2. Offline-to-Online or Showrooming
Still Part of the Same Journey
Showrooming gets a bad rap. But it’s just the mirror image of webrooming. A shopper visits a store, checks out products, and then continues their journey online. If they don’t find the right product—or if that product is out of stock locally—they might turn to Amazon, a brand’s site, or other shopping engines to finish their purchase.
Here’s the catch: if a brand’s products aren’t stocked in the store during that initial visit, that brand is already out of the running. The shopper won’t showroom for a product they never saw in the first place.
For the vast majority of shoppers, initial engagement starts offline. But, poor local market share kills the funnel before showrooming can even get started.
That means brands who support the online-to-offline journey actually benefit from the offline-to-online journey. And those who ignore it lose across the board.
Supporting Wholesale Builds All Channels
In the past few years, many brands have chased DTC growth at the expense of their wholesale partners. But the data tells a cautionary tale. Brands that deprioritized wholesale have often seen declines not only in retail sales—but also online.
Many brands are seeing DTC success based on 20+ years of affinity built up by their wholesale retailers But goodwill is fleeting.
Why? Because when a brand loses shelf space in local stores, it disappears from the shopper’s consideration set.

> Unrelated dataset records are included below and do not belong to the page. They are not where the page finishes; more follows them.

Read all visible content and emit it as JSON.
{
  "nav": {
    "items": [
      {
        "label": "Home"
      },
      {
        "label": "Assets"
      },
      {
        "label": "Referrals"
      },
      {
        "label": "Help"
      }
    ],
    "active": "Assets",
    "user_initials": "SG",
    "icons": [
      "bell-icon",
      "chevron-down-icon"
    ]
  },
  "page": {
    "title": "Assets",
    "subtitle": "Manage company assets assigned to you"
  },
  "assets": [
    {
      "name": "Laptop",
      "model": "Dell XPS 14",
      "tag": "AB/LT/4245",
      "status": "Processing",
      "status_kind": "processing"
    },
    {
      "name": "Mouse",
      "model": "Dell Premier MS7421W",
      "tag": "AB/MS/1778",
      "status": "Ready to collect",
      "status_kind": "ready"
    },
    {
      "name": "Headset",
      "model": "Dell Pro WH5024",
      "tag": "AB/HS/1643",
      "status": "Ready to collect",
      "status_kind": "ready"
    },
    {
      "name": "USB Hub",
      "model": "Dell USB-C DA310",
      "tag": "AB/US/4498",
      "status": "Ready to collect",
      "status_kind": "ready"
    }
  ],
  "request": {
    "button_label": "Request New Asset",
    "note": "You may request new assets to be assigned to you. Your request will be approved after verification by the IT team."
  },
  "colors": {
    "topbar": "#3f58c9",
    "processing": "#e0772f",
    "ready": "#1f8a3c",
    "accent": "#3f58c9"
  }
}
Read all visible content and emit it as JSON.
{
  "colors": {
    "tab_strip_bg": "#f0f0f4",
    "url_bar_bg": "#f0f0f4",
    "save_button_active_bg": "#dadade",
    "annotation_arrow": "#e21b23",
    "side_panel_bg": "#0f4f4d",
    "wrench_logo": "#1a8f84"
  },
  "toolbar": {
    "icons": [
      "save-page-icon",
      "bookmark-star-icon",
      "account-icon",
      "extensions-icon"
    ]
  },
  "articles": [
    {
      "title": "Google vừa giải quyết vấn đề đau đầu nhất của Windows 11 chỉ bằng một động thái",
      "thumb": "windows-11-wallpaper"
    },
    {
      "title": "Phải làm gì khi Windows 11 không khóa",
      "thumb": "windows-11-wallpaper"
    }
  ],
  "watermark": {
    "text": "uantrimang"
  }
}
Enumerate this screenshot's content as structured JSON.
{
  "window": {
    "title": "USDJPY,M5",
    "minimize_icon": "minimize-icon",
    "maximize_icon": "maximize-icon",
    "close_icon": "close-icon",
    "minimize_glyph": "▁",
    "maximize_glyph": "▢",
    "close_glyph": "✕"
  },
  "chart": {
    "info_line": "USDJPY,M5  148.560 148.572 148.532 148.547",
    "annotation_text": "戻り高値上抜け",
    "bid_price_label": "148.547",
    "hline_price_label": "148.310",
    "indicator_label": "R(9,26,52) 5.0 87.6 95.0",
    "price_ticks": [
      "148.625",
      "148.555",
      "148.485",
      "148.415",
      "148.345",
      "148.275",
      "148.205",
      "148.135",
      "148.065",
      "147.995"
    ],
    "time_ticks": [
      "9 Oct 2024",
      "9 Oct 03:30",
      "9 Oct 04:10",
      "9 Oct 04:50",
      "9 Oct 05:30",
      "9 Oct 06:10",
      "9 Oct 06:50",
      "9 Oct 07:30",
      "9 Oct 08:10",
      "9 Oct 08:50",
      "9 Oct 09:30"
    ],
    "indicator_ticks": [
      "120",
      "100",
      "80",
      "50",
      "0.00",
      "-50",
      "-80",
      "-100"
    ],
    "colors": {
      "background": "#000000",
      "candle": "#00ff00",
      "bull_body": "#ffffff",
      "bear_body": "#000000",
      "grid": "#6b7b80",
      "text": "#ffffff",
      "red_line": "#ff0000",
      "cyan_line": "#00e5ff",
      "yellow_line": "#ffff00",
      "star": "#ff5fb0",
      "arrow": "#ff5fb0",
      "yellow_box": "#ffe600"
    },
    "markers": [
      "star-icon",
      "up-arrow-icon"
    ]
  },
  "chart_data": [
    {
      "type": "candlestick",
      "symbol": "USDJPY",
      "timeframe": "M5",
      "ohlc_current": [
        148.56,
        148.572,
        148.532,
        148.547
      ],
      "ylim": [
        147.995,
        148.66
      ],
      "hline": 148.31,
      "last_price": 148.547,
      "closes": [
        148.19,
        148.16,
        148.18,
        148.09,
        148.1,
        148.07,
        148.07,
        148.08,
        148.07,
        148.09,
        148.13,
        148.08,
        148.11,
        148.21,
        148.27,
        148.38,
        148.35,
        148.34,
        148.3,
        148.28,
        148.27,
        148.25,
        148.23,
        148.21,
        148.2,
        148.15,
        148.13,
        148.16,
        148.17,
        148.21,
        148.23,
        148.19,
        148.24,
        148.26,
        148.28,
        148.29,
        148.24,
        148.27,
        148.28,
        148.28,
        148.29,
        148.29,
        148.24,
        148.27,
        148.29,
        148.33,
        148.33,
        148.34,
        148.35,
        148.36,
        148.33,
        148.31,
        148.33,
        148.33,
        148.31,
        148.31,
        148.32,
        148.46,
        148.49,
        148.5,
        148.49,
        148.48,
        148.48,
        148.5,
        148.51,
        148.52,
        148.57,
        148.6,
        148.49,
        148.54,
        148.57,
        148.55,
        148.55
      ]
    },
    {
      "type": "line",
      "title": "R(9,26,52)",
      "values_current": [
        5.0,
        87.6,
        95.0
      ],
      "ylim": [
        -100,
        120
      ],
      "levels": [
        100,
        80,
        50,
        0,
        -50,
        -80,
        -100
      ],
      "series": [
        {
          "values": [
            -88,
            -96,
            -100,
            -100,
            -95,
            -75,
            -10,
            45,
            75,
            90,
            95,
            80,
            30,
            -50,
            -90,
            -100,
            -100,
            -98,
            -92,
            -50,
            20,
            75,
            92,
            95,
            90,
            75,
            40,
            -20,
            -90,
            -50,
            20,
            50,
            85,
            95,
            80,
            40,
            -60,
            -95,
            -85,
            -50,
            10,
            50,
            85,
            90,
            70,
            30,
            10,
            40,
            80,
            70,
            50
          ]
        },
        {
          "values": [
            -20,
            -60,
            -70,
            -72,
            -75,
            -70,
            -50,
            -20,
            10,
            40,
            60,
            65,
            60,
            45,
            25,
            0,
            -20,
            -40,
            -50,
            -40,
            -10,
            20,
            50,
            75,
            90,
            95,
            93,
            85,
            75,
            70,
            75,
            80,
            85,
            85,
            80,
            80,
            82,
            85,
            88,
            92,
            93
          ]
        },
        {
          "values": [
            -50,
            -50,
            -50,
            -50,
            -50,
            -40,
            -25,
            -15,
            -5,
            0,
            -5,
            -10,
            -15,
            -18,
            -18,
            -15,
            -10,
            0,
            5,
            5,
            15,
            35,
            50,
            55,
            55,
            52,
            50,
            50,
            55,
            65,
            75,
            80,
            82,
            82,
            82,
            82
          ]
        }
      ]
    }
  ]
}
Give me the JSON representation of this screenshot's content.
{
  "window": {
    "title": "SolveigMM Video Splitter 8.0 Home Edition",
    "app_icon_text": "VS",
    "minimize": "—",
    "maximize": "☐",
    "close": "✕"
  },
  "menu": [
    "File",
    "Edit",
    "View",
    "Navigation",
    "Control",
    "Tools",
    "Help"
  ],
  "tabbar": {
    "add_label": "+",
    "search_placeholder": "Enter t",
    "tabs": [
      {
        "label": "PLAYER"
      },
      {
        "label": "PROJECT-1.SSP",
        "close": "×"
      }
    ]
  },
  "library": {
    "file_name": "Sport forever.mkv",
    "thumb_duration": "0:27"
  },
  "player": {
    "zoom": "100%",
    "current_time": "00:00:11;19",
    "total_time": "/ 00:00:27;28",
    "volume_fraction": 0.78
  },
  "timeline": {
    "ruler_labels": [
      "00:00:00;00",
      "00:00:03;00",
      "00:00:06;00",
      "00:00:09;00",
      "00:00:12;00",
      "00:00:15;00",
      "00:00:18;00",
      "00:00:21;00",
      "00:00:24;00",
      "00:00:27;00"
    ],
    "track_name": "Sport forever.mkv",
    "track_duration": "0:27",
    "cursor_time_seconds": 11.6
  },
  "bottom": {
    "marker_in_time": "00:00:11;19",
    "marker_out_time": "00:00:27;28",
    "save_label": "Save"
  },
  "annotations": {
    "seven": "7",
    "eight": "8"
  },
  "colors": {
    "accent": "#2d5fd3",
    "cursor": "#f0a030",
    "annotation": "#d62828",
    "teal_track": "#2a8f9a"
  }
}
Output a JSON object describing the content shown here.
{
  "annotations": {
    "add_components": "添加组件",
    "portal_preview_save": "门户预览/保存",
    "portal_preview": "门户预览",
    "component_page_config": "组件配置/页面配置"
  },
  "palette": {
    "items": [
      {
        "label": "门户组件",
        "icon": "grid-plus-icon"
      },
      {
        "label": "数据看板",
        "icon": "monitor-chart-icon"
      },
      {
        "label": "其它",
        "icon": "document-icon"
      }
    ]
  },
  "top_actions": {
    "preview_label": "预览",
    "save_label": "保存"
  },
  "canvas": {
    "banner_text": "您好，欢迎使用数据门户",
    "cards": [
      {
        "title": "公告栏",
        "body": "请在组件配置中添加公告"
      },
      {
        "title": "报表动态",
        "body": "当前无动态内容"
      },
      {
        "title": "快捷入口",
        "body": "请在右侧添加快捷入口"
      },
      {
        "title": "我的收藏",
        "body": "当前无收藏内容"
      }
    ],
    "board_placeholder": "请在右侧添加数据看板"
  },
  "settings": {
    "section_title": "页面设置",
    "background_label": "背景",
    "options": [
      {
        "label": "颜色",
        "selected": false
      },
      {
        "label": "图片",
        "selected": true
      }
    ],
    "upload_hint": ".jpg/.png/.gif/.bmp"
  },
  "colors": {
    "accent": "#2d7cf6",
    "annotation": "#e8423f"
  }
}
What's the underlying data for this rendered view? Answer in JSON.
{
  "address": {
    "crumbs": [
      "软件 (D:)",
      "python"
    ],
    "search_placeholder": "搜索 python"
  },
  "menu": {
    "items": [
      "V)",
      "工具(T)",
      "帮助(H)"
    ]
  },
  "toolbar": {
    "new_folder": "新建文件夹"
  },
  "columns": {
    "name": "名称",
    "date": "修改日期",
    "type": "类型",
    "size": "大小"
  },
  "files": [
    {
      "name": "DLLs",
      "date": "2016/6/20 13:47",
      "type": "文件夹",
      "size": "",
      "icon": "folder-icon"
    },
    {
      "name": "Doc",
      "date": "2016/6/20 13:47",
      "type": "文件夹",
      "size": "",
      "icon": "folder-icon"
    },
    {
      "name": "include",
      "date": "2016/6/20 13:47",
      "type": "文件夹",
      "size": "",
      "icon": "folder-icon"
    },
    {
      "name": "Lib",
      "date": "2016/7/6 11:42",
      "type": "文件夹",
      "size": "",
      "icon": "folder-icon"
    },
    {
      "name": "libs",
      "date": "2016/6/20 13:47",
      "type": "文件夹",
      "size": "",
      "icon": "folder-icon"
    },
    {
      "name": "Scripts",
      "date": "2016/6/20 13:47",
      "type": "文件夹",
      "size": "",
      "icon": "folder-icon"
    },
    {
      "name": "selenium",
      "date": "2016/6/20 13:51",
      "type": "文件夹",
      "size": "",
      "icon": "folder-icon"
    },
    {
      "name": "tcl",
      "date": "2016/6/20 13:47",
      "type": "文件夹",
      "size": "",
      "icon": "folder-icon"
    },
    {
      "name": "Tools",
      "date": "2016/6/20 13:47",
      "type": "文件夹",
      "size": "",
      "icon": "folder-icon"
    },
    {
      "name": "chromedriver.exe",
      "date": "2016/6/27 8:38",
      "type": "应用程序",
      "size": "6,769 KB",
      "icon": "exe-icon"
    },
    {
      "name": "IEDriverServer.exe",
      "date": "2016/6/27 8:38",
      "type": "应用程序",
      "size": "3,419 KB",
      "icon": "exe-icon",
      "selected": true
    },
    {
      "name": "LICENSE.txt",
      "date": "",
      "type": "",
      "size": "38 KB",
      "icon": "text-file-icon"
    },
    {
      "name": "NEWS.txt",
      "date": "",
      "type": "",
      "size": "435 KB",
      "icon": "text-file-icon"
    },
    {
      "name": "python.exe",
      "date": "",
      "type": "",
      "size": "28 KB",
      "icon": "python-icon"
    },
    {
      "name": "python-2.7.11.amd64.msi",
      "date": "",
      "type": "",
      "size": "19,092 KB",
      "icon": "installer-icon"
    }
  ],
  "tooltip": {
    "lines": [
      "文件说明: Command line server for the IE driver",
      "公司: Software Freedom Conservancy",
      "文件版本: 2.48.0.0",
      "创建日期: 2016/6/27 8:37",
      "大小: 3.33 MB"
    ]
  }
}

Competitors step in. And the brand begins to vanish from all touchpoints—search results, marketplace rankings, social mentions, and ultimately, purchase behavior.
By contrast, Locally has seen explosive growth at brands who’ve leaned into supporting their wholesale networks. Even just optimizing the store and product locator tools has helped brands drive more shoppers into partner stores—with no negative impact on DTC performance. We’ve seen online conversion rates increase when brands embrace their role as the central connector between all channels.
The Wholesale and Local Store Opportunity: 80%+ of All Sales
While e-commerce growth gets most of the headlines, the reality is that brick-and-mortar retail still accounts for over 80% of total U.S. retail sales, according to the U.S. Census Bureau. Online is growing—but it’s also consolidating. Between Amazon, Walmart.com, and a few other giants, the space is highly competitive, commoditized, and margin-tight.
Local retail, on the other hand, is where brands can win on experience, discovery, and service. It’s where new products get tried, and where long-term loyalty is built. Brands that show up well in stores win mindshare, repeat business, and—yes—online traffic.
The Takeaway: Fix the Journey, Everywhere
Shoppers are already moving across channels. Brands don’t need to create that behavior—they need to support it. By leaning into wholesale, surfacing local availability online, and building tools that guide shoppers across webrooming and showrooming experiences, brands can:
Increase in-store sales
Improve online conversion
Protect margin
And grow the total market share
Cross-channel shopping is normal. Breaking the shopper journey shouldn’t be.